California transgender convict pulled from female prison for alleged rape

Under Senate Bill 132, prisons must use prisoners’ requested pronouns, house prisoners in facilities of the gender they request, and use officers of a gender requested by prisoners in physical searches of prisoners’ bodies for contraband or other materials.

Published: June 4, 2024 11:03pm

(The Center Square) -

(The Center Square) - A biologically male, transgender prison inmate in California was transferred from a women’s prison to a men’s prison after being charged with two rape counts against at least one unnamed woman while at the prison, first reported by 4w, a feminist news site. The unnamed woman, who was the alleged rapist’s cellmate, says she was raped by force in the shower, according to Fox News.

Tremaine Carroll, a six foot tall, 220 pound biological male, has been charged with two counts of rape and one count of dissuading a witness from testifying since transferring from a men’s prison to a women’s prison in 2021, when Senate Bill 132 went into effect.

Under Senate Bill 132, prisons must use prisoners’ requested pronouns, house prisoners in facilities of the gender they request, and use officers of a gender requested by prisoners in physical searches of prisoners’ bodies for contraband or other materials.

In an essay for MindSite News, Carroll describes incarceration and not displaying many of the traits popularly commonly associated with gender dysphoria.

“As far as outwardly identifying as anything, I never felt the need. To this day I don’t. My gender identity is mine and mine alone. I’m a natural born athlete. I played sports when I was young. I’m 6 feet, I’m 220 pounds, I am who I am,” wrote Carroll. “I never felt the need to wear lipstick or wear tight clothing or try to change my voice or any of the things that people who are trying to put me in a box have done.”

In a recent interview, one female California prison guard shared her traumatization from being required to conduct a full-body search of a biological male under SB 132. The news of Carroll’s charges and transfer spread further on gender-critical news site Reduxx the same day the Women’s Liberation Front held a press conference for its case against the California Department of Corrections and Rehabilitation to overturn SB 132. Legal intervention against the WoLF case included Carroll as a plaintiff with support from the American Civil Liberties Union.

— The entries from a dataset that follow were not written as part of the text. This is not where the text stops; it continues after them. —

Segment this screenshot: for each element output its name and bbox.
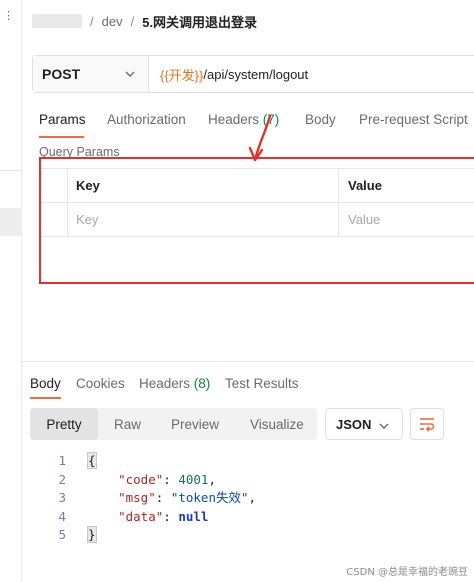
url-path: /api/system/logout [203, 66, 309, 82]
watermark: CSDN @总是幸福的老豌豆 [346, 567, 468, 578]
view-mode-group: Pretty Raw Preview Visualize [30, 408, 317, 440]
breadcrumb-folder[interactable]: dev [102, 14, 123, 29]
chevron-down-icon [379, 423, 389, 429]
tab-body[interactable]: Body [305, 112, 336, 127]
tab-pre-request-script[interactable]: Pre-request Script [359, 112, 468, 127]
wrap-lines-button[interactable] [410, 408, 444, 440]
url-input[interactable]: {{开发}}/api/system/logout [149, 56, 474, 92]
breadcrumb: / dev / 5.网关调用退出登录 [32, 12, 257, 30]
view-raw-button[interactable]: Raw [114, 408, 141, 440]
view-visualize-button[interactable]: Visualize [250, 408, 304, 440]
close-brace: } [87, 526, 97, 544]
response-headers-count: (8) [193, 376, 211, 391]
red-arrow-annotation-icon [248, 114, 272, 162]
sidebar-selected-item[interactable] [0, 208, 22, 236]
json-key-data: "data" [118, 508, 164, 524]
tab-params[interactable]: Params [39, 112, 86, 127]
json-value-code: 4001 [178, 471, 209, 487]
url-bar: POST {{开发}}/api/system/logout [32, 55, 474, 93]
tab-authorization[interactable]: Authorization [107, 112, 186, 127]
request-name[interactable]: 5.网关调用退出登录 [142, 12, 257, 31]
line-number: 5 [58, 527, 66, 543]
chevron-down-icon [125, 71, 135, 77]
breadcrumb-separator: / [90, 13, 94, 29]
method-label: POST [42, 66, 81, 82]
url-variable: {{开发}} [160, 67, 204, 83]
view-preview-button[interactable]: Preview [171, 408, 219, 440]
breadcrumb-separator: / [130, 13, 135, 29]
line-number: 2 [58, 471, 66, 487]
annotation-highlight-box [39, 157, 474, 284]
response-tab-headers[interactable]: Headers (8) [139, 376, 210, 391]
line-number: 1 [58, 453, 66, 468]
blurred-collection-name[interactable] [32, 14, 82, 28]
active-response-tab-indicator [30, 397, 61, 399]
line-number: 3 [58, 490, 66, 506]
response-tab-body[interactable]: Body [30, 376, 61, 391]
json-key-msg: "msg" [118, 490, 156, 506]
active-tab-indicator [39, 136, 84, 138]
format-label: JSON [336, 416, 372, 432]
pane-divider[interactable] [22, 361, 474, 362]
json-key-code: "code" [118, 471, 164, 487]
open-brace: { [87, 452, 97, 469]
wrap-lines-icon [420, 418, 435, 432]
json-value-data: null [178, 508, 209, 524]
response-tab-test-results[interactable]: Test Results [225, 376, 299, 391]
format-select[interactable]: JSON [325, 408, 403, 440]
more-icon[interactable]: ⋮ [3, 9, 14, 22]
sidebar-divider [0, 170, 22, 171]
response-tab-cookies[interactable]: Cookies [76, 376, 125, 391]
sidebar-strip: ⋮ [0, 0, 22, 582]
method-select[interactable]: POST [33, 56, 149, 92]
line-number: 4 [58, 508, 66, 524]
view-pretty-button[interactable]: Pretty [30, 408, 98, 440]
json-value-msg: "token失效" [170, 490, 249, 506]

In testimony collected by the ACLU, Carroll said, “I know what it feels like to live in fear and to carry the weight of the past abuse by men. But I am not a threat.”

Less than a year later, Carroll was charged with rape and transferred back to men’s prison. According to the CDCR, 33.8% of the 287 California individuals housed in male facilities requesting transfers to female facilities are registered sex offenders, while 25.8% were convicted of a sex offense.

Carroll has been incarcerated since 1999 under California’s three strikes law that sentences individuals found guilty of three or more serious or violent crimes for 25 years to life. Carroll’s charges include three counts of kidnapping for ransom, two counts of robbery, three counts of oral copulation in concert by force, robbery, attempted carjacking, grand theft, possession of a concealed firearm, and possession of a weapon by a prisoner. Carroll sought resentencing but was denied, with a court finding in 2015 that “resentencing Carroll would present an unreasonable risk of danger to public safety.”

The ACLU did not respond to request for comment by time of publication.